John put the mahogany box in the center of the workbench and climbed the steps into his kitchen. It was a small room. Nineteen-fifties cabinetry. A lime green gas stove and refrigerator. Tiled counters. And 123 wooden boxes. They were everywhere—on the counters, above the cabinets, covering the table. Of the four chairs in the room, only one was empty.

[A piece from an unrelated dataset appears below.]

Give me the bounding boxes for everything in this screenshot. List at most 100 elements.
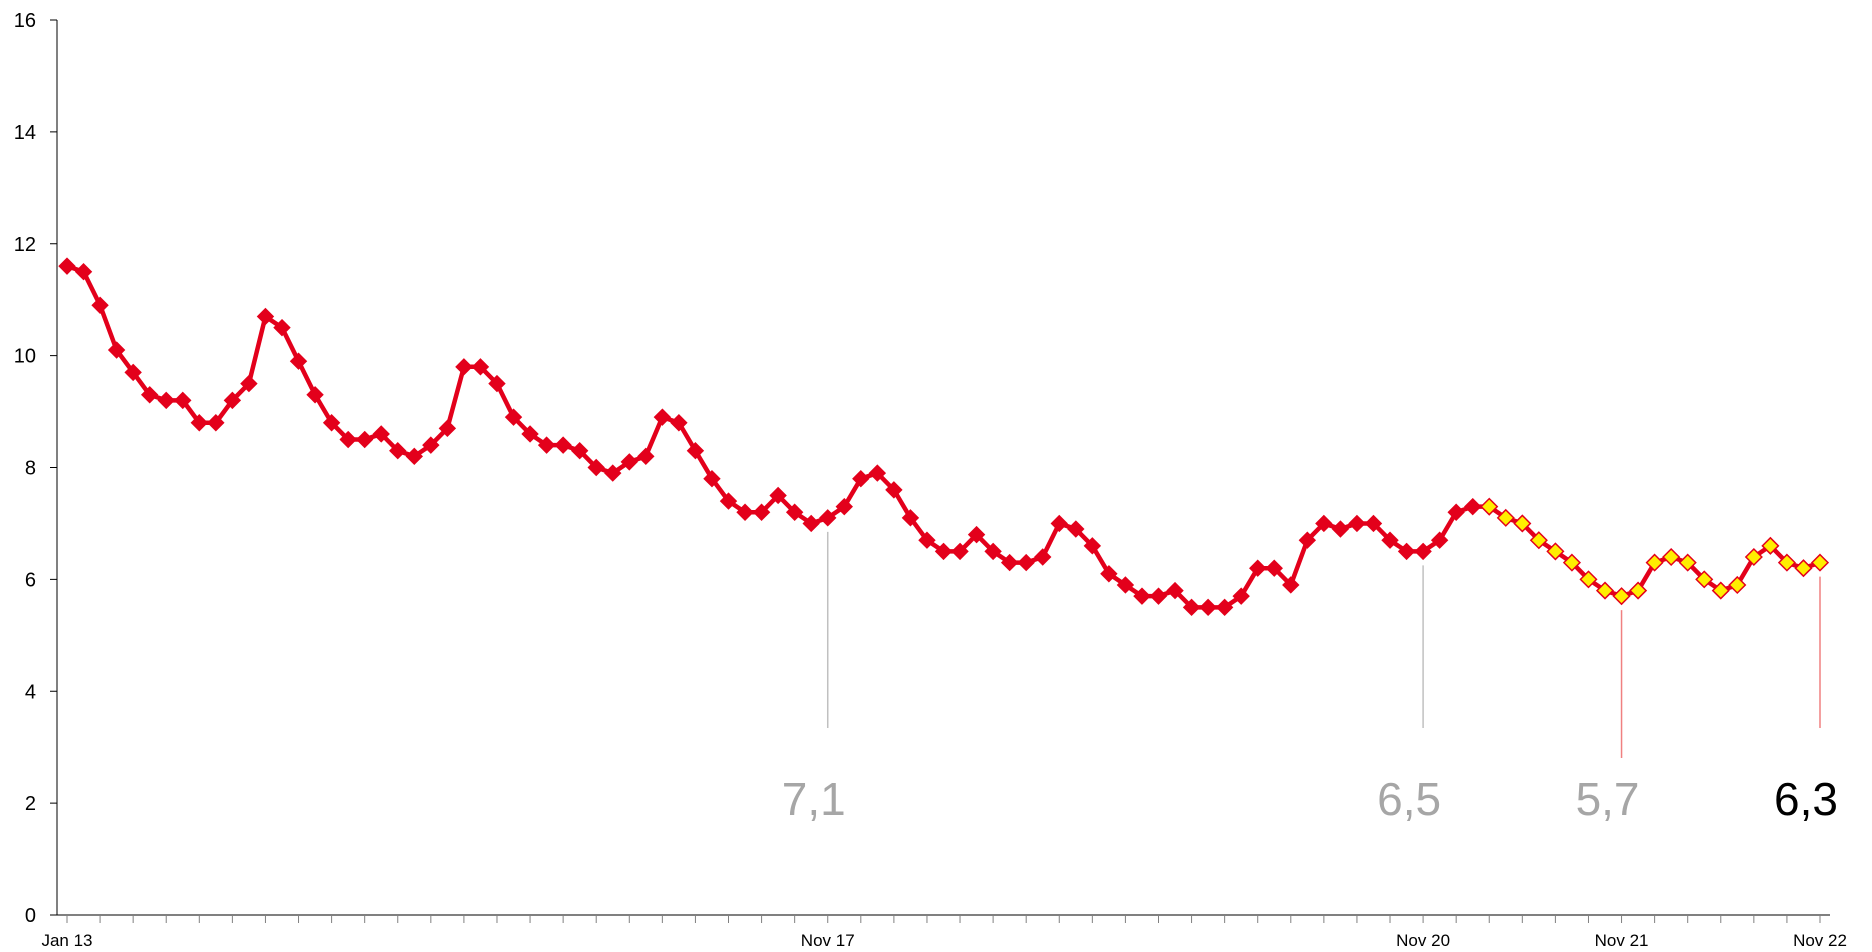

The boxes were all sizes from a deck of cards to a case of beer, and all shapes from simple cubes and rectangles to uneven-sided forms that would challenge a mathematician. Some with parallel sides were stacked on one another. Others stood in crowded groupings like patrons in a bar. They were a mix of woods, the plainest made of finished ply, the more elegant crafted of exotic hardwoods and highly polished to reveal their complicated grains. The boxes spilled into the living room where another ninety-six covered the furniture and fought for space along the floor. Some of these were large. One was a dodecahedron with each of its twelve sides a perfect three-foot pentagon.
More boxes were in the hall and on the stairs that led to the second floor. A maple one matched the climb of the first four steps, a six-inch-wide series of rectangles joined at right angles that nestled perfectly against the risers and treads. In all, there were three hundred sixty three boxes. Three hundred sixty-five if you counted the one on John's workbench, and the single, large, unfinished one that sat in the middle of his bedroom.
"Wipe your feet if you're going upstairs," Early admonished. "Wipe your feet."
John sighed and said the one thing that would shut the bird up. "Yes, dear."